Da mesma maneira que apontaram as lideranças sindicais e políticas na noite anterior na abertura do Congresso, também para Guilherme Boulos o roubo da aposentadoria proposto por Bolsonaro é a grande oportunidade de os movimentos sindical e sociais virarem o jogo. E o coração da medida é a capitalização, que permitirá transferir a gestão das aposentadorias aos bancos. O regime atual, em que trabalhador, empregador e Estado dividem o financiamento da Previdência será substituído pelo modelo em que só o empregado é responsável por uma poupança individual.

“O empresário sabe, se for por regime público, tem de pagar cota, pelo privado, não paga nada. Então, a capitalização não será opção, mas imposição dos patrões para contratar. Sem contar que o modelo atual é justamente para que seja possível sustentar a Previdência, se dois terços do financiamento vem da contribuição em folha, caso os maiores salários migrem para a capitalização, o INSS vai para o brejo. Teremos um modelo que é a realidade atualmente no Chile, implementado pelo sanguinário ditador Augusto Pinochet, ídolo de Bolsonaro, e que 30 anos depois faz com que 80% dos aposentados chilenos ganhem menos do que um salário mínimo”, alertou.

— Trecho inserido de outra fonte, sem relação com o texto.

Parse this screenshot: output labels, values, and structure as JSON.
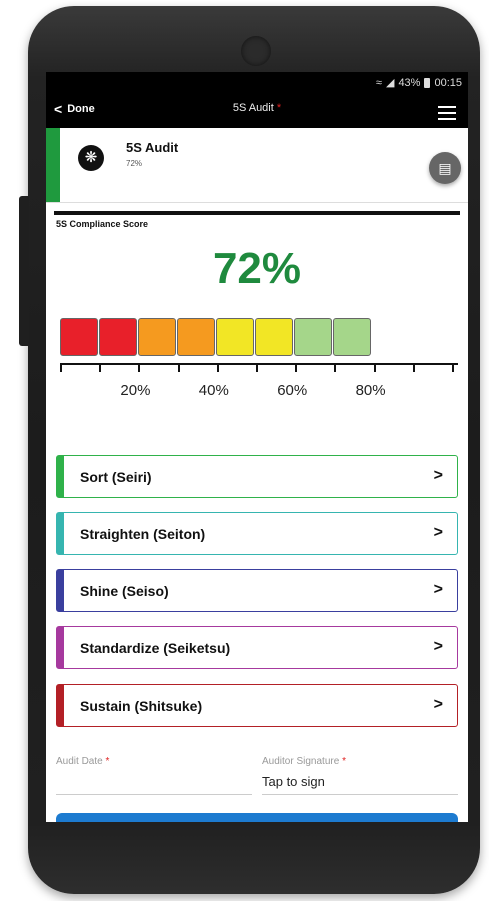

Mas a proposta não é só cruel para o futuro, indicou Boulos. Também é terrível para quem já está aposentado. “Se desatrelarem a valorização da aposentadoria da inflação, como desejam, mesmo quem se aposentou vai ter o benefício corroído. A reforma da previdência coloca em jogo qual futuros queremos, se de solidariedade ou com cada um por si “Se a gente ganhar esse debate, derrota a reforma da Previdência e o governo Bolsonaro.”

Romper o ciclo

Na avaliação da secretária de Relações do Trabalho da CUT, Maria das Graças Costa, é preciso entender o governo Bolsonaro como parte de um ciclo e que todo ciclo tem seu fim.

“É um erro avaliar que tudo está dentro da normalidade. Estamos num processo de golpe, que começou antes de 2016, em 2016 se consolidou contra Dilma, partidos, esquerda e democracia, e que culminou na prisão sem crime do presidente Lula. A nós cabe fazer o processo de formação política, que não dá mais para ser panfletário, com seminário. É necessário um modelo aprofundado, e precisamos tirar daqui uma grande campanha unificada entre as categorias para romper com esse ciclo”, definiu.